Some are suggesting that this is a good move—it takes Syria out of the 2014 election debate. I don't think it's that clear. Given that solid majorities of Americans oppose any attacks, a pro-Syrian intervention vote will open up a good line of attack for challengers from both the Left and the teabagging Right. It's clear the public appetite for war is low.
But politics aside, the policy of the matter remains as hopelessly wrong as always. It's never good when a Secretary of State goes Godwin (and stupidly so), smacking of hysteria and desperation. It's like the old legal adage: If you've got the facts, pound the facts. If you've got the law, pound the law. If you've got neither, pound the table. Right now, the administration doesn't have the facts (no theory of how action will improve the situation in Syria beyond "sending a message"), it doesn't have the law (no UN authorization), so it's pounding the table.
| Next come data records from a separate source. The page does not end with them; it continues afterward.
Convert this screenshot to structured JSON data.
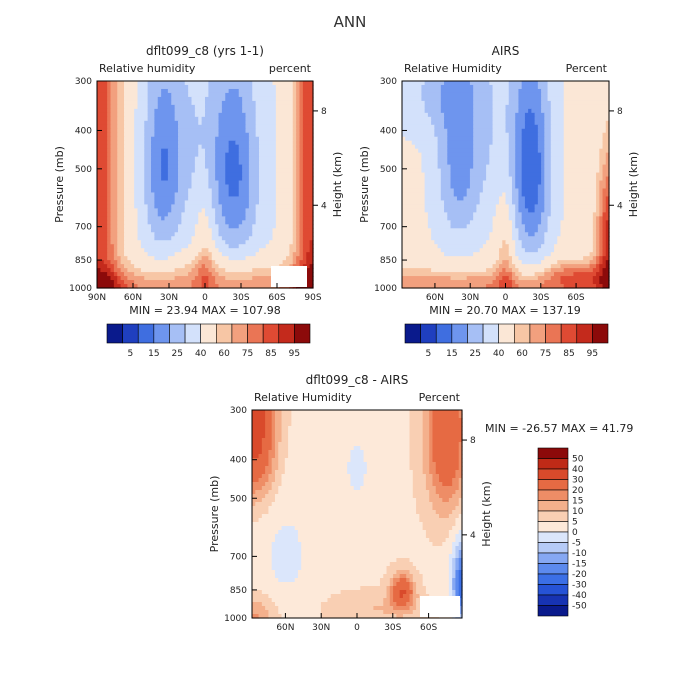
{
  "figure": {
    "title": "ANN"
  },
  "colors": {
    "abs_palette": [
      "#0a1a8c",
      "#1f3fbf",
      "#3f6ee0",
      "#6e95ee",
      "#a6bff5",
      "#d3e1fb",
      "#fbe7d6",
      "#f7c6a5",
      "#f2a07e",
      "#ea7555",
      "#df4a33",
      "#c42a1c",
      "#8c0a0a"
    ],
    "diff_palette": [
      "#0a1a8c",
      "#1733b3",
      "#2653d6",
      "#3b6fe6",
      "#5c8aee",
      "#86a8f3",
      "#b6cbf7",
      "#dbe6fb",
      "#fde9d9",
      "#f9cfb3",
      "#f4b08c",
      "#ee8d66",
      "#e66a43",
      "#d94a2b",
      "#bf2a17",
      "#8c0a0a"
    ]
  },
  "chart_data": [
    {
      "type": "heatmap",
      "title": "dflt099_c8 (yrs 1-1)",
      "subtitle_left": "Relative humidity",
      "subtitle_right": "percent",
      "ylabel": "Pressure (mb)",
      "right_label": "Height (km)",
      "x_ticks": [
        "90N",
        "60N",
        "30N",
        "0",
        "30S",
        "60S",
        "90S"
      ],
      "y_ticks": [
        "300",
        "400",
        "500",
        "700",
        "850",
        "1000"
      ],
      "right_ticks": [
        "8",
        "4"
      ],
      "stats": "MIN =  23.94   MAX = 107.98",
      "colorbar_labels": [
        "5",
        "15",
        "25",
        "40",
        "60",
        "75",
        "85",
        "95"
      ]
    },
    {
      "type": "heatmap",
      "title": "AIRS",
      "subtitle_left": "Relative Humidity",
      "subtitle_right": "Percent",
      "ylabel": "Pressure (mb)",
      "right_label": "Height (km)",
      "x_ticks": [
        "60N",
        "30N",
        "0",
        "30S",
        "60S"
      ],
      "y_ticks": [
        "300",
        "400",
        "500",
        "700",
        "850",
        "1000"
      ],
      "right_ticks": [
        "8",
        "4"
      ],
      "stats": "MIN =  20.70   MAX = 137.19",
      "colorbar_labels": [
        "5",
        "15",
        "25",
        "40",
        "60",
        "75",
        "85",
        "95"
      ]
    },
    {
      "type": "heatmap",
      "title": "dflt099_c8 - AIRS",
      "subtitle_left": "Relative Humidity",
      "subtitle_right": "Percent",
      "ylabel": "Pressure (mb)",
      "right_label": "Height (km)",
      "x_ticks": [
        "60N",
        "30N",
        "0",
        "30S",
        "60S"
      ],
      "y_ticks": [
        "300",
        "400",
        "500",
        "700",
        "850",
        "1000"
      ],
      "right_ticks": [
        "8",
        "4"
      ],
      "stats": "MIN = -26.57   MAX =  41.79",
      "colorbar_labels": [
        "50",
        "40",
        "30",
        "20",
        "15",
        "10",
        "5",
        "0",
        "-5",
        "-10",
        "-15",
        "-20",
        "-30",
        "-40",
        "-50"
      ]
    }
  ]
}
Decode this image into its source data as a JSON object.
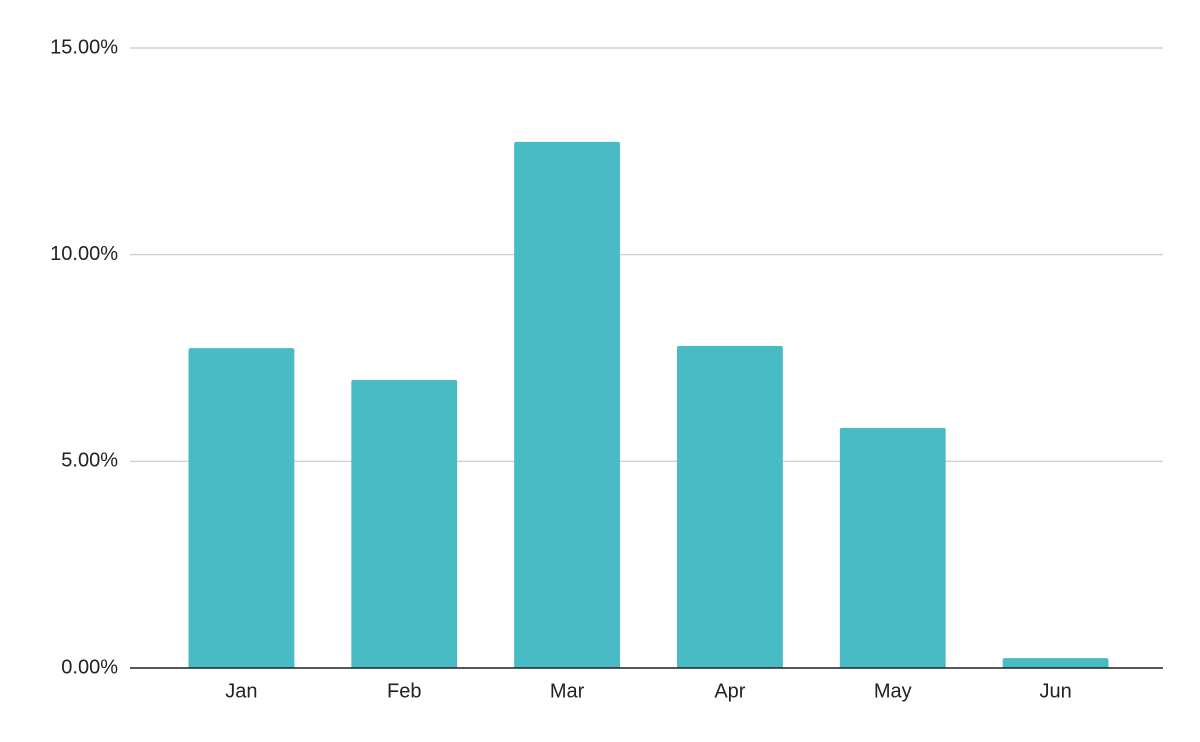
{
  "chart_data": {
    "type": "bar",
    "categories": [
      "Jan",
      "Feb",
      "Mar",
      "Apr",
      "May",
      "Jun"
    ],
    "values": [
      7.74,
      6.97,
      12.73,
      7.79,
      5.81,
      0.24
    ],
    "color": "#48bbc5",
    "ylim": [
      0,
      15
    ],
    "yticks": [
      {
        "value": 0,
        "label": "0.00%"
      },
      {
        "value": 5,
        "label": "5.00%"
      },
      {
        "value": 10,
        "label": "10.00%"
      },
      {
        "value": 15,
        "label": "15.00%"
      }
    ],
    "grid": true
  }
}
And it's unseemly.
And if the vote fails?
Look, no one disagrees that Assad is a tyrant and a monster, and that's irrelevant to whether he actually gassed his own people or not. You don't preside over the kind of wanton death and destruction Syria has seen over the past several years with clean hands.
The issue here is whether the use of American force can improve a bad situation. And until someone makes an argument that rises above "Assad is HITLER!," or "we must do SOMETHING!," fact is that engaging in Syria is a bad call. And so far, all we're seeing is a lot of table pounding.